When it comes to leadership, Anna says that leadership “is learning how to communicate your vision for something and how you enjoy what you do so others want to get involved…being vulnerable and open helps other people see and that we need to do things together as a team.” Finally, Anna offers important insight that “you have to be constantly reaching out to other leaders from the group and also have to solicit their ideas and be available when they offer you ideas…people don’t always offer their feedback in traditional ways.” This could mean that residential leaders should re-think their feedback system and make it more accessible.
         Joseph from Wilson College echoes many of the same beliefs of Anna and Taylor. In particular, Joseph describes the administrators as people who they can fall back on when their busy student schedules overwhelm them. He describes the relationship with administrators as “what we make of it,” in that the council can organize everything on their own and doesn’t need permission from them, but that they are still supportive. He finds that the weekly meetings with the treasurer, two co-chairs, and deans are productive and effective.  

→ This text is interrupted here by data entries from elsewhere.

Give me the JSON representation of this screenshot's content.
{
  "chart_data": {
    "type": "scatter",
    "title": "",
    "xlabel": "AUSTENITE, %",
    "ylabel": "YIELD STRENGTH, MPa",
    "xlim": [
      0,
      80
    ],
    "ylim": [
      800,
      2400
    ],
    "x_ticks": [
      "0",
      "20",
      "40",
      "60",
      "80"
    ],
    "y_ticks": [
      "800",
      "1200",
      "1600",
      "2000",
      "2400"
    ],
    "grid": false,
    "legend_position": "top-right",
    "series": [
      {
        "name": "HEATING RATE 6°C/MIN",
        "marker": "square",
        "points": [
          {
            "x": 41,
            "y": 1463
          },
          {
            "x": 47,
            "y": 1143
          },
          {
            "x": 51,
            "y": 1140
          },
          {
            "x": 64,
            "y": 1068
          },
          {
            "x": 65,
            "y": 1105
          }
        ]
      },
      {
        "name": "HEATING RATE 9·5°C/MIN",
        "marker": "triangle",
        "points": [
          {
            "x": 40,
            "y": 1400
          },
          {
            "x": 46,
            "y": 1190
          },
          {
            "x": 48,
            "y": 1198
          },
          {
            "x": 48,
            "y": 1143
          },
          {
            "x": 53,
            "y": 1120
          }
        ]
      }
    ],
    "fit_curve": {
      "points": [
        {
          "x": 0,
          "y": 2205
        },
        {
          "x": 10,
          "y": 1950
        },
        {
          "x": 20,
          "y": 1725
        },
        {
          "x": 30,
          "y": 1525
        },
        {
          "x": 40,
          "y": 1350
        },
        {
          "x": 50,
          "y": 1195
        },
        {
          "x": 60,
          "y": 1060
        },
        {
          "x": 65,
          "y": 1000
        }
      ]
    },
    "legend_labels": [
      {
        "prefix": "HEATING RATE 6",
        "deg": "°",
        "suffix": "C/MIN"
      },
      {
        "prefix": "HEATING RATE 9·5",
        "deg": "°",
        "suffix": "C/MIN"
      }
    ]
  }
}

         Interestingly, whereas each of the Harvard co-chairs wanted more money from the administration, none of the Princeton co-chairs voiced financial concern, but perhaps this is because of a smaller number of events put on throughout the year. Joseph says that when it comes to money priorities, Wilson chooses to prioritize more of the “community building” events like outings rather than gear giveaways. He says that he always feels like he is doing Council when he is not doing homework as its concerns are always on his mind. That being said, like each of the leaders interviewed, Joseph has valued what he has learned about being a leader from working on College Council and really valued what he is able to contribute to Wilson. 

Overall, I found that Princeton students did not voice as many complaints about running their College Councils as Harvard students do. Even those Harvard students who felt satisfied as co-chairs felt there was room for improvement whether it be the immense amount that is expected of them form their peers and the university, the internal pressure they feel, or the lack of unity and effectiveness of their committee. It is difficult to assess exactly why Harvard students are less satisfied, but some theories include the intense social expectations Harvard students have to plan more and more complex events for their extracurricular-intense peers and the less direct administrative support that Harvard students have compared to Princeton with each college housing a residential student life director. Both campuses cited the limited time that students have to commit to residential life given competing interests and the way that it is easy for college students to quickly be consumed with other responsibilities, both of which can be changed with more incentive (funding) and prestige (real, instead of menial responsibilities and recognition) in the co-chair role, or as our administration advocates, a campuswide philosophical and cultural orientation toward teaching students about the importance of building community in a diverse residential setting.  Overall, these results prove to be very context-specific in that some Houses and Colleges achieve more success from others, proving that we have a lot to learn from within our very own campus.